"The worth of a book is to be measured by what you can carry away from it." (James Bryce)

Sunday, April 24, 2016

FALLING HOME (Karen White)

Some of my friends reads Karen White, so I thought I'd take a chance and find out why.  This was actually Ms. White's first book, reworked years later and republished.  The author herself points to the difference all of those years of writing experience have made in the quality of her novel!

The story seemed a little bit familiar when I started the book and I remember thinking, Sweet Home Alabama!  A southern girl runs away to New York City when events in the small town of her youth threaten to overwhelm her.  She reinvents herself, achieves success, becomes engaged to a sophisticated successful man, and loses her accent.  When she returns home after years away she is resistant to being drawn in to the bucolic, unsophisticated life she left behind, but strangely drawn to the past she has worked relentlessly to erase.

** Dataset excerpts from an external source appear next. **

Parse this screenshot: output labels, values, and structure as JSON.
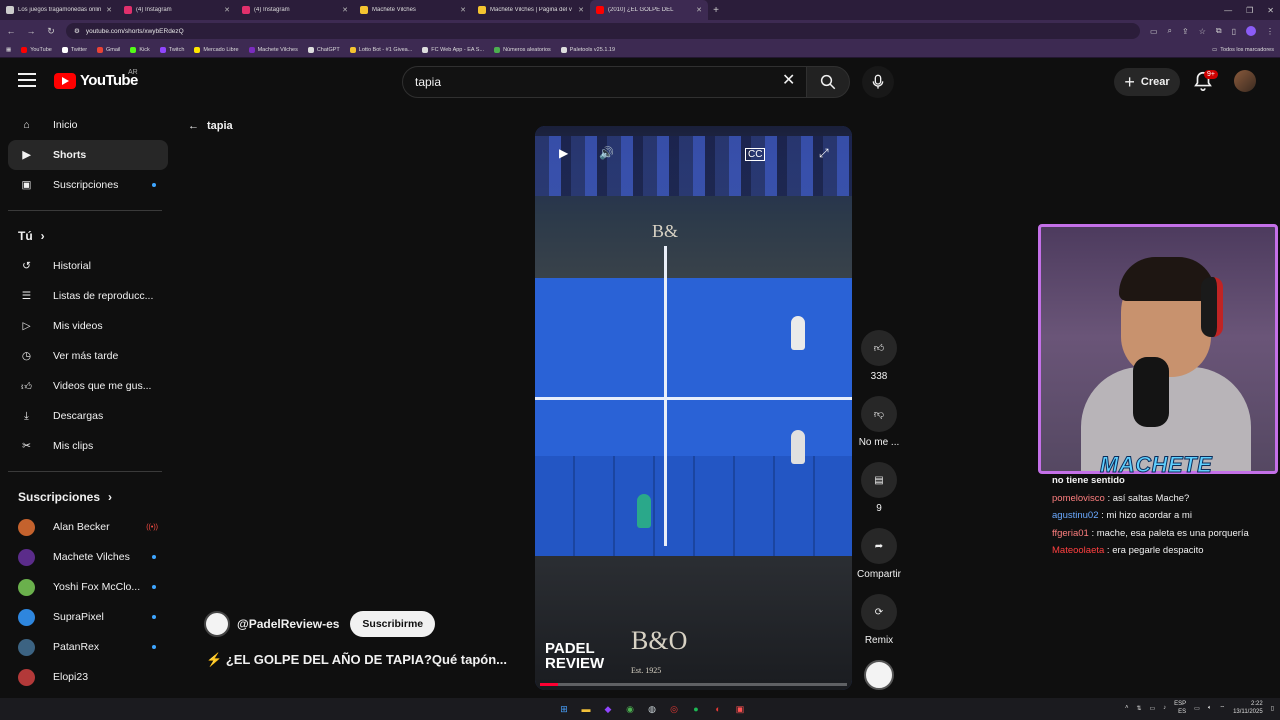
{
  "browser": {
    "tabs": [
      {
        "title": "Los juegos tragamonedas onlin",
        "color": "#cccccc"
      },
      {
        "title": "(4) Instagram",
        "color": "#e1306c"
      },
      {
        "title": "(4) Instagram",
        "color": "#e1306c"
      },
      {
        "title": "Machete Vilches",
        "color": "#f4c430"
      },
      {
        "title": "Machete Vilches | Página del v",
        "color": "#f4c430"
      },
      {
        "title": "(2010) ¿EL GOLPE DEL",
        "color": "#ff0000"
      }
    ],
    "url": "youtube.com/shorts/xwybERdezQ",
    "bookmarks": [
      {
        "label": "YouTube",
        "color": "#ff0000"
      },
      {
        "label": "Twitter",
        "color": "#ffffff"
      },
      {
        "label": "Gmail",
        "color": "#ea4335"
      },
      {
        "label": "Kick",
        "color": "#53fc18"
      },
      {
        "label": "Twitch",
        "color": "#9146ff"
      },
      {
        "label": "Mercado Libre",
        "color": "#ffe600"
      },
      {
        "label": "Machete Vilches",
        "color": "#7b2cbf"
      },
      {
        "label": "ChatGPT",
        "color": "#dddddd"
      },
      {
        "label": "Lotto Bot - #1 Givea...",
        "color": "#f4c430"
      },
      {
        "label": "FC Web App - EA S...",
        "color": "#dddddd"
      },
      {
        "label": "Números aleatorios",
        "color": "#4caf50"
      },
      {
        "label": "Paletools v25.1.19",
        "color": "#dddddd"
      }
    ],
    "all_bookmarks": "Todos los marcadores"
  },
  "youtube": {
    "logo_text": "YouTube",
    "country": "AR",
    "search_value": "tapia",
    "create_label": "Crear",
    "notif_badge": "9+",
    "back_label": "tapia",
    "nav": [
      {
        "label": "Inicio",
        "icon": "home-icon"
      },
      {
        "label": "Shorts",
        "icon": "shorts-icon"
      },
      {
        "label": "Suscripciones",
        "icon": "subscriptions-icon"
      }
    ],
    "you_header": "Tú",
    "you_items": [
      {
        "label": "Historial",
        "icon": "history-icon"
      },
      {
        "label": "Listas de reproducc...",
        "icon": "playlists-icon"
      },
      {
        "label": "Mis videos",
        "icon": "my-videos-icon"
      },
      {
        "label": "Ver más tarde",
        "icon": "watch-later-icon"
      },
      {
        "label": "Videos que me gus...",
        "icon": "liked-icon"
      },
      {
        "label": "Descargas",
        "icon": "downloads-icon"
      },
      {
        "label": "Mis clips",
        "icon": "clips-icon"
      }
    ],
    "subs_header": "Suscripciones",
    "subs": [
      {
        "label": "Alan Becker",
        "color": "#c4622d",
        "status": "live"
      },
      {
        "label": "Machete Vilches",
        "color": "#5b2c8a",
        "status": "dot"
      },
      {
        "label": "Yoshi Fox McClo...",
        "color": "#6ab04c",
        "status": "dot"
      },
      {
        "label": "SupraPixel",
        "color": "#2e86de",
        "status": "dot"
      },
      {
        "label": "PatanRex",
        "color": "#3c6382",
        "status": "dot"
      },
      {
        "label": "Elopi23",
        "color": "#b33939",
        "status": "none"
      }
    ],
    "short": {
      "channel": "@PadelReview-es",
      "subscribe": "Suscribirme",
      "title": "¿EL GOLPE DEL AÑO DE TAPIA?Qué tapón...",
      "progress": 0.06,
      "watermark_padel": "PADEL",
      "watermark_review": "REVIEW",
      "watermark_bo": "B&O",
      "watermark_est": "Est. 1925"
    },
    "actions": {
      "like_count": "338",
      "dislike_label": "No me ...",
      "comments_count": "9",
      "share_label": "Compartir",
      "remix_label": "Remix"
    }
  },
  "overlay": {
    "streamer_name": "MACHETE",
    "chat": [
      {
        "user": "",
        "text": "no tiene sentido",
        "color": "#ffffff"
      },
      {
        "user": "pomelovisco",
        "text": "así saltas Mache?",
        "color": "#ff7f7f"
      },
      {
        "user": "agustinu02",
        "text": "mi hizo acordar a mi",
        "color": "#6aa9ff"
      },
      {
        "user": "ffgeria01",
        "text": "mache, esa paleta es una porquería",
        "color": "#ff7f7f"
      },
      {
        "user": "Mateoolaeta",
        "text": "era pegarle despacito",
        "color": "#ff4040"
      }
    ]
  },
  "taskbar": {
    "lang": "ESP",
    "lang_sub": "ES",
    "time": "2:22",
    "date": "13/11/2025"
  }
}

This isn't Sweet Home Alabama, although it is definitely romantic and a tear-jerker, just what we look for in women's fiction.  I found Sam's undying love for Cassie a bit too predictable (duh, what is the inevitable ending?) and Harriet to be just a bit too saintly (does the woman EVER get angry at anything or anyone?), and the town was just a bit too supportive and respectful of pretty much everyone and everything.  But, you know what?  This is fiction.  Most of us want to escape into a book, to experience vicariously emotions and situations that we might fear, avoid, or long for in our real lives.  Who wouldn't want to return to their hometown to discover that people from the past are still willing to embrace and forgive?  Who wouldn't want to discover that the nerdy yet compassionate boy that they barely noticed has grown into a successful, hunky man with the patience of a saint and relentless devotion to his first love?  Who wouldn't want to be able to look at their life through a different lens and see it for what it really is?  I think that White has given most readers exactly what they want, a story about overcoming the worst that life can dish out and still being able to enjoy a happy ending.  This is a great book for a rainy day.  Just be sure to have a few tissues handy for the second half!